Consumer Reports has ideas for how to negotiate other fees and charges.

GREENSBORO, N.C. — Purchasing a new car is stressful enough, making you worry about everything from which color and options you want to make sense of those mysterious fees that appear on the bill of sale. 

A new Consumer Reports investigation reveals why one fee, in particular, is costing new-car buyers more than ever before.

Do you pay an extra fee for those eggs you bought at the grocery store? Of course not, but you likely paid a similar fee the last time you bought a car. It’s called a destination fee or a fee for delivery, processing, and handling or inland freight and handling.

A car expert at Consumer Reports says, “The destination fees have something to do with getting a car from the factory or U.S. port to a car dealership, but there’s not a lot of transparency beyond that.”
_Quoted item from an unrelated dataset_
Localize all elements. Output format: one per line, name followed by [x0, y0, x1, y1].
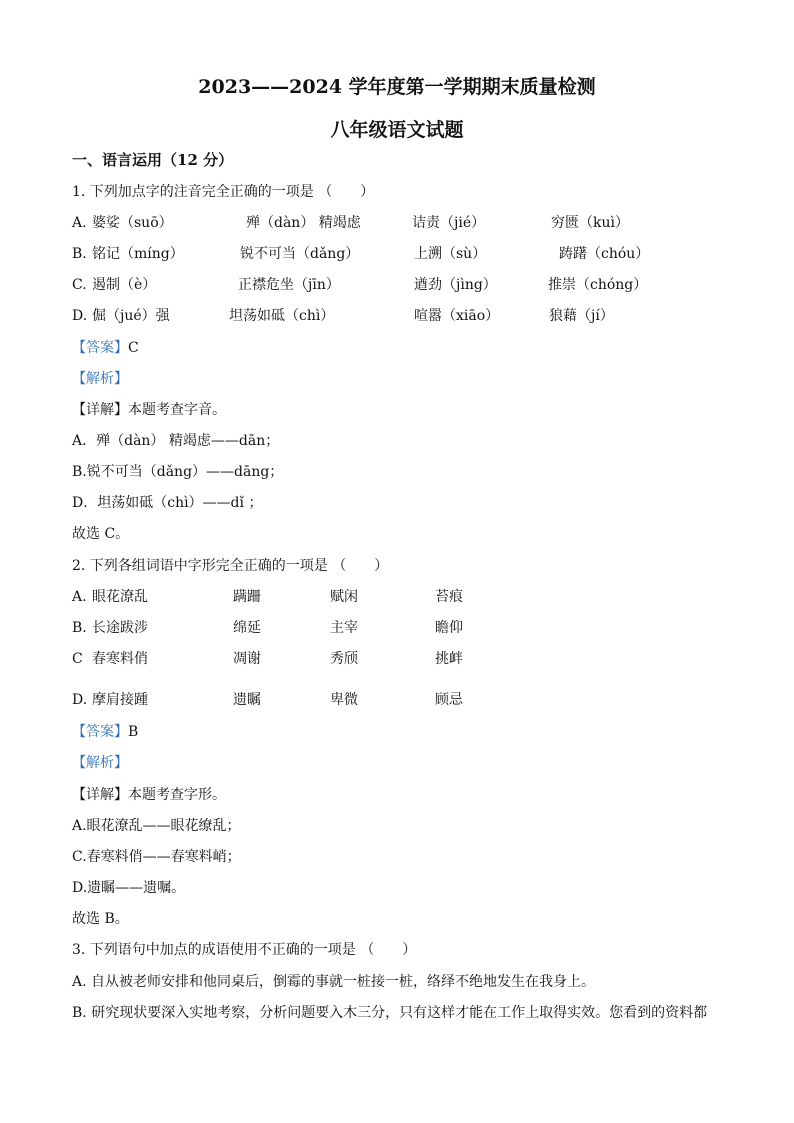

These non-negotiable fees appear as a line item on car window stickers. They’re rarely disclosed in ads or on automaker websites. And because of that, these hefty fees can take unsuspecting buyers by surprise.

And there’s another even bigger problem. Consumer Reports’ investigation found that automakers have increased destination fees from an average of $840 in 2011 to $1,240 in 2020.

That’s almost a 50% increase and more than two and a half times the rate of inflation.

Why is this? The lack of transparency about how destination charges are derived and the rate they’ve been increasing deserves a second look. Many consumer advocates suspect that these fees are just a way for automakers to boost the bottom line without officially raising prices.

So what can you do? CR says to negotiate the bottom line for the vehicle, not the destination fees, something the dealer won’t budge on. Insist on discussing your “out the door” all-in price, and don’t be shy about asking for a reduction.

And if you don’t get it, consider walking away. Car dealers expect you to haggle, and they just might match your price to make the sale. Another thing: Consumer Reports says the best way to haggle for a car is over email. Not only is it COVID-smart, but It is also a great way to get the deal in writing before you even step foot in the dealership.